YABVU to have done so against your father's wishes and by facebook? Bloody Hell, you wait until you can contact her in an appropriate manner, at the very least a telephone call.

She must be freaking right the fuck out.

MarshaBrady · 29/05/2010 21:05

I can see why you would want contact. She is your half-sister.

PrettyCandles · 29/05/2010 21:05

Perhaps you should have respected your father's wishes. Perhaps he and her mother were at peace with their decisions. Perhaps he grieved every day for 20y and had finally ccome to terms with it. Perhaps you are opening up old wounds. There wd have to be more reason to justify what you did than mere curiousity or a feeling that you have the right to know.

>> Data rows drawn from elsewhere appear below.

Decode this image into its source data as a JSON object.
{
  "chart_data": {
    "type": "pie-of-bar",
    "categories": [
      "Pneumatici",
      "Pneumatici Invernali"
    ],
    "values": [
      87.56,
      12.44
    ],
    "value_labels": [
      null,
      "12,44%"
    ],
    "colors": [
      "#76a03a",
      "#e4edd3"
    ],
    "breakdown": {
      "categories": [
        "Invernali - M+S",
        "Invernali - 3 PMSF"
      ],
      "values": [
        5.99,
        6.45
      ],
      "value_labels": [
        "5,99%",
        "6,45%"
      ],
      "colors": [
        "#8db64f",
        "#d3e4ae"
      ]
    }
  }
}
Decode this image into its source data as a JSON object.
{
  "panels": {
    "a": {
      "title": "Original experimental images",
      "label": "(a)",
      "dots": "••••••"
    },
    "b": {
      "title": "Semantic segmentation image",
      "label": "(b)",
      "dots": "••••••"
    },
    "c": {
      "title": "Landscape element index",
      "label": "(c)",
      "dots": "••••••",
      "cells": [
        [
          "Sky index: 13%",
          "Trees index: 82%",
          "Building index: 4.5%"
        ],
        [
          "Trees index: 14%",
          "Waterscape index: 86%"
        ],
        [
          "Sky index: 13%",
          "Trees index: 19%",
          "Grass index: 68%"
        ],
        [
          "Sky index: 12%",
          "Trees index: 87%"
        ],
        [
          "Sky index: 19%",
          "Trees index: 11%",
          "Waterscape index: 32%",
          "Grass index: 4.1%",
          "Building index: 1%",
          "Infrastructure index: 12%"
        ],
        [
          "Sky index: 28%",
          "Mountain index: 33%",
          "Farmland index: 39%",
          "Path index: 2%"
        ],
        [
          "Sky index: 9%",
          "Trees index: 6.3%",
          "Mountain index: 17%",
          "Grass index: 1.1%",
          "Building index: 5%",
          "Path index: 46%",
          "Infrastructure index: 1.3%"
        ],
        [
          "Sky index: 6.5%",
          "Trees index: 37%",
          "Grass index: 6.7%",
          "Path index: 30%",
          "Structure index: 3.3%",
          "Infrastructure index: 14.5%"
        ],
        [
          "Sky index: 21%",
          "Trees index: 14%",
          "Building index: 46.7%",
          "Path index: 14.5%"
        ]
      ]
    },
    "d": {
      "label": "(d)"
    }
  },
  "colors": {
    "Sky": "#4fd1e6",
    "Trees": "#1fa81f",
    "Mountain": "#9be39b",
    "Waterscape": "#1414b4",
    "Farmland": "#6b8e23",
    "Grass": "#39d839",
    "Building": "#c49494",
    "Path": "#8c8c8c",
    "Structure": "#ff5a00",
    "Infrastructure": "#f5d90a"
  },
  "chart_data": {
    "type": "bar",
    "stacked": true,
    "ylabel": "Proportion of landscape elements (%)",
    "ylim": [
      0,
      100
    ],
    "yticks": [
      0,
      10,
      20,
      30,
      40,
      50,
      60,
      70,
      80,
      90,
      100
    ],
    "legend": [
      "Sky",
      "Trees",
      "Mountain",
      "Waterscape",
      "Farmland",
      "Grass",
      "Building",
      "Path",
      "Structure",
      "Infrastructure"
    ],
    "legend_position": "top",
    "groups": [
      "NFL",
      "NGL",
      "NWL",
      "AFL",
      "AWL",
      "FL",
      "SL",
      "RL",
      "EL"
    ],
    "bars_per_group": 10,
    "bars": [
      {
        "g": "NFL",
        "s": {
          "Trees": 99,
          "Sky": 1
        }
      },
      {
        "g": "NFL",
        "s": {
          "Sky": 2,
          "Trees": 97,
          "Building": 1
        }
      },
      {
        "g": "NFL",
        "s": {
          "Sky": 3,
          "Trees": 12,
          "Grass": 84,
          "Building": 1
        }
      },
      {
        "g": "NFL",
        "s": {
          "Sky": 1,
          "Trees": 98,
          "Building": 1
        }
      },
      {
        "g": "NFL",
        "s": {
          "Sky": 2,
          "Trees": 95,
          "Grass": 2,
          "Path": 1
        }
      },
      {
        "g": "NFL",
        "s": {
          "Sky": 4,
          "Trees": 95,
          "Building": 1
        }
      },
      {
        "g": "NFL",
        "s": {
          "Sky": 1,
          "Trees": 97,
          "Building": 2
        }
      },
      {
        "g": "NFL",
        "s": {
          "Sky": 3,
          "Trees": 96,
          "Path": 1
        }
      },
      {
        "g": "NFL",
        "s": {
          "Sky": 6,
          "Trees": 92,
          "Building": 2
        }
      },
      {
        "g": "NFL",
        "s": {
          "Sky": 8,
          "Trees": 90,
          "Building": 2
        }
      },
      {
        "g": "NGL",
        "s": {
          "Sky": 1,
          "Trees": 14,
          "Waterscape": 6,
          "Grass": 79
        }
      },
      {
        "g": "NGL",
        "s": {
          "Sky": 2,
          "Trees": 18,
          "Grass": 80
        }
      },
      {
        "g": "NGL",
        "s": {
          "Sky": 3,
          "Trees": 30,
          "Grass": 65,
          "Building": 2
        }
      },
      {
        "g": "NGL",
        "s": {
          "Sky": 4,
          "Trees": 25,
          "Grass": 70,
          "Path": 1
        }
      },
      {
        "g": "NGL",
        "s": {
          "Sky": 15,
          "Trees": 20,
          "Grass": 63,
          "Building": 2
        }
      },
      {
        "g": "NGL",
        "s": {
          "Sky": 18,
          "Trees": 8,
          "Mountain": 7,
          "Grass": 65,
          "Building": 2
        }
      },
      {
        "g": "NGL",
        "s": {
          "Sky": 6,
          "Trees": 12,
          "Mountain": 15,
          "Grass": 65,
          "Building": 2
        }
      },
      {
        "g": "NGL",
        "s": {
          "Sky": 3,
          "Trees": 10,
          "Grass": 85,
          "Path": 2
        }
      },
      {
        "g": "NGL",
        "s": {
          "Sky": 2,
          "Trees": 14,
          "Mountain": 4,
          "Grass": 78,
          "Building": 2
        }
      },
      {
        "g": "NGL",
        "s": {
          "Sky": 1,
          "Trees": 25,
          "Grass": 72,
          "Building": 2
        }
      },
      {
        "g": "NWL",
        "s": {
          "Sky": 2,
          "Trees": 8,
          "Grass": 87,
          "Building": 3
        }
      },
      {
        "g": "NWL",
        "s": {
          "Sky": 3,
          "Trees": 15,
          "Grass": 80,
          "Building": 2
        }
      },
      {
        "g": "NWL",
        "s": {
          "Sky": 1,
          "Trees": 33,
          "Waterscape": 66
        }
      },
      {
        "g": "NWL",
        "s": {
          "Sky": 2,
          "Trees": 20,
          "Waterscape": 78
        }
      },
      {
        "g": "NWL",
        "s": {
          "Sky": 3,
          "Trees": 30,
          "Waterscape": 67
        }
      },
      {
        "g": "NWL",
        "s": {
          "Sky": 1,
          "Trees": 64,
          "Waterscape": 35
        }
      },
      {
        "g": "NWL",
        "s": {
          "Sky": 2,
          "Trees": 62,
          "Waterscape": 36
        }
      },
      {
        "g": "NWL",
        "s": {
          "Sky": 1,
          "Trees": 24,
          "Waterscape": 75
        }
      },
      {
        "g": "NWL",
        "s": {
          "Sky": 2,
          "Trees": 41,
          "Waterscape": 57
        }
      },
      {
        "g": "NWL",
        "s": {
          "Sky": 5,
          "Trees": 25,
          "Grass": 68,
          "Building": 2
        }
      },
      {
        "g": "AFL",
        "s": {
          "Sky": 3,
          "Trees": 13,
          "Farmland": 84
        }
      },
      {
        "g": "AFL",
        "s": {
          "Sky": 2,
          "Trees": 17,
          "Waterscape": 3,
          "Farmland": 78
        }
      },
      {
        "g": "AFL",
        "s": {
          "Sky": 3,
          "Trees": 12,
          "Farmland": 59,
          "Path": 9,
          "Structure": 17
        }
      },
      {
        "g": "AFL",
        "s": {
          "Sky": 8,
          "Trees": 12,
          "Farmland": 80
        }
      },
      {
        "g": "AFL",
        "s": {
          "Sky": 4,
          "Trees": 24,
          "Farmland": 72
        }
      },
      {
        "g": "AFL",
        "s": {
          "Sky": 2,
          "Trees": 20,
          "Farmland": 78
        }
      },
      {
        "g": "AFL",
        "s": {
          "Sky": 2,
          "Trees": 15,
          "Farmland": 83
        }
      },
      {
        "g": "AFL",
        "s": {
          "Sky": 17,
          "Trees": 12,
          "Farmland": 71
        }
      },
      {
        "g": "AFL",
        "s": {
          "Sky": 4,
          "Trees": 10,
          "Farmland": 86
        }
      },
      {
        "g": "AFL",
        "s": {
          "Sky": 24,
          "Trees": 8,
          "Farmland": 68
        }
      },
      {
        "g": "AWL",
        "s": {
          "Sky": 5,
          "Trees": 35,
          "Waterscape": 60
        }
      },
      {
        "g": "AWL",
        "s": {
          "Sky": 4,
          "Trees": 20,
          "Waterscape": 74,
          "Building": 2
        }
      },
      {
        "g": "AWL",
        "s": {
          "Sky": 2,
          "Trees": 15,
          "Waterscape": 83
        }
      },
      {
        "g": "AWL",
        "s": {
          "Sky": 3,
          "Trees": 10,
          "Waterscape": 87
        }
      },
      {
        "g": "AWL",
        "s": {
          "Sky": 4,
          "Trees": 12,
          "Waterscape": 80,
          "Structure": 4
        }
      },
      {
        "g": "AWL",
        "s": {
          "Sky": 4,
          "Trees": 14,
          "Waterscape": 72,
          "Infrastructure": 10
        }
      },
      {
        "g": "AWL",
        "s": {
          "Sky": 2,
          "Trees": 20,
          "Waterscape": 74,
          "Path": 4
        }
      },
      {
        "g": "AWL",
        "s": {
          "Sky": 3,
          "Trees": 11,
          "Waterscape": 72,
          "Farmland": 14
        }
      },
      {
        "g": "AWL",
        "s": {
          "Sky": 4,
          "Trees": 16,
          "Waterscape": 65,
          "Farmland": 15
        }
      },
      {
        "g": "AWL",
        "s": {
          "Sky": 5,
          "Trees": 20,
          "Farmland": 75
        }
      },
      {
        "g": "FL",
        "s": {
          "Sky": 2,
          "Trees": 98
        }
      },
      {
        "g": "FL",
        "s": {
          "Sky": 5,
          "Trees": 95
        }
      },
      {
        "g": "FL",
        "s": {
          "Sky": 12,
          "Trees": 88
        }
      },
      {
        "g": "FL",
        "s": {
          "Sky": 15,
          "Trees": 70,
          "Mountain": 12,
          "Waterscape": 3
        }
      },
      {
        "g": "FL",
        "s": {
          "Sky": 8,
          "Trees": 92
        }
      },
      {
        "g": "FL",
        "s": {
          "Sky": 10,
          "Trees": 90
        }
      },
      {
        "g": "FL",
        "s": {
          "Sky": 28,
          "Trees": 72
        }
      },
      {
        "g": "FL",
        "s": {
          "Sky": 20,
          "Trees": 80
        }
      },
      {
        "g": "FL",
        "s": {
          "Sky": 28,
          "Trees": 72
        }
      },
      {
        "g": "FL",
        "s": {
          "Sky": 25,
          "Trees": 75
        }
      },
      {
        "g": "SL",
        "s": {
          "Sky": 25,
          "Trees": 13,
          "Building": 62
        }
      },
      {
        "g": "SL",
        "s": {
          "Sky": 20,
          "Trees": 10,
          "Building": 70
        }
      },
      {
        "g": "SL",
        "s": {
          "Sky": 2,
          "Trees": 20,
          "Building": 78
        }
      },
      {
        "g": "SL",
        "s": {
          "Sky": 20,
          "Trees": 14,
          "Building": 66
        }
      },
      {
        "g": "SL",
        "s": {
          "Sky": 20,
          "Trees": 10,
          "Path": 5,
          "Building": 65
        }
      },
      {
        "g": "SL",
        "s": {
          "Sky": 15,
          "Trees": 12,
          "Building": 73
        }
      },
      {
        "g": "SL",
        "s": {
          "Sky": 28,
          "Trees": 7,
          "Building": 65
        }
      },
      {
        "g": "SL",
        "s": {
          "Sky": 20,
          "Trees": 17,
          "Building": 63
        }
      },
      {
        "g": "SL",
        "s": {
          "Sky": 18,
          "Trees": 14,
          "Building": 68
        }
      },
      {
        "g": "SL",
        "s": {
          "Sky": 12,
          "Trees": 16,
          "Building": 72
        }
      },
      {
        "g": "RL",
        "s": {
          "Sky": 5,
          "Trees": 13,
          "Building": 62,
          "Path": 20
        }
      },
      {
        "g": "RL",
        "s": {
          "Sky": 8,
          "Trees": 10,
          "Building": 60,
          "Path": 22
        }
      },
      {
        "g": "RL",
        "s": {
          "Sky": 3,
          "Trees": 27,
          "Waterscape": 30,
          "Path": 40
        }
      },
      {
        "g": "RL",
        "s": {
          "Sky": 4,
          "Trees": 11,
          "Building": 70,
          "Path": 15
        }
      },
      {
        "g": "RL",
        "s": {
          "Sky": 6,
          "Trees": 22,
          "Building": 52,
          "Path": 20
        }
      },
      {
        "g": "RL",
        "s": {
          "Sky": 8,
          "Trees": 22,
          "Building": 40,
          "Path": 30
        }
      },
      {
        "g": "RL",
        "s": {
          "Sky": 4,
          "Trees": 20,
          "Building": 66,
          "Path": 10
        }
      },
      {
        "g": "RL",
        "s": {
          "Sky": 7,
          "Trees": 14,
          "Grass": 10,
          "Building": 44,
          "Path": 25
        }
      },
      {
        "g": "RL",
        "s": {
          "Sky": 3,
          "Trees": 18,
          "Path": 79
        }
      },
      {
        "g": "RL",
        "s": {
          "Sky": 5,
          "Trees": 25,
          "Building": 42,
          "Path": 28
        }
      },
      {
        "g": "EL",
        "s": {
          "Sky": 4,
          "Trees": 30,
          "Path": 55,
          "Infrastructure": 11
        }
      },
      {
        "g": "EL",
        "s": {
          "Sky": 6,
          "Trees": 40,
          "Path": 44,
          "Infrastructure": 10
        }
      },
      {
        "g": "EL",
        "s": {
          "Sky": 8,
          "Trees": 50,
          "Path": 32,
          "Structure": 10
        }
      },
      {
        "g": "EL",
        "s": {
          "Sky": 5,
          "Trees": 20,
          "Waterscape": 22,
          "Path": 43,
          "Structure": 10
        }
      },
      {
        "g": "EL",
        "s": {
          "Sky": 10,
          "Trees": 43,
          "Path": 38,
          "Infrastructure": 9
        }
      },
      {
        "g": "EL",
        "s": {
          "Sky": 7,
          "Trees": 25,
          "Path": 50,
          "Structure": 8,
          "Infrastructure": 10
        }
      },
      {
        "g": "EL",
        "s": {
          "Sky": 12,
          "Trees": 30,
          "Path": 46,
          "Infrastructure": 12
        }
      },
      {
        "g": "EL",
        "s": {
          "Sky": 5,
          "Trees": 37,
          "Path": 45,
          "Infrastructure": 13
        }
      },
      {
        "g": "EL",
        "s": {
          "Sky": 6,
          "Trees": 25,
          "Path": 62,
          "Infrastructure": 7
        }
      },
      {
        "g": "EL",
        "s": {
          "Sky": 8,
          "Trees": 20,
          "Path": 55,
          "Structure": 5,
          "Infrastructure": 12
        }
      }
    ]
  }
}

MarshaBrady · 29/05/2010 21:07

It is inevitable that curiosity and being able to see her on the internet would mean you can't forget her. I'd say the families involved should have imagined and prepared for this in some way.

edam · 29/05/2010 21:07

You might want a relationship, but you have no right at all to demand that she has a relationship with you. You've never even met the woman. Foisting yourself on her like this is appalling. Poor woman. 'Ta-dah! Your Dad's not your Dad, isn't that fab, fancy a holiday?!' How on earth did you think that was going to turn out?

Irons · 29/05/2010 21:07

Littlefish, her mother won't tell her the truth and still denies it. She would never have made contact with me because she would never have known.

The only "good" reason my father had was hiding their affair. Is that good enough reason?

shdad and ticktockclock - thank you - I was starting to think I'm a dreadful person for what I've done!

OP posts:
Longtalljosie · 29/05/2010 21:08

Do you understand what you've done to her, her life, her memory of her father (or the man she believed to be her father), her relationship with her mother?

She'll be in bits - the poor thing.

ticktockclock · 29/05/2010 21:09

I do not believe it is right to hide the truth about a persons biological family or genetics.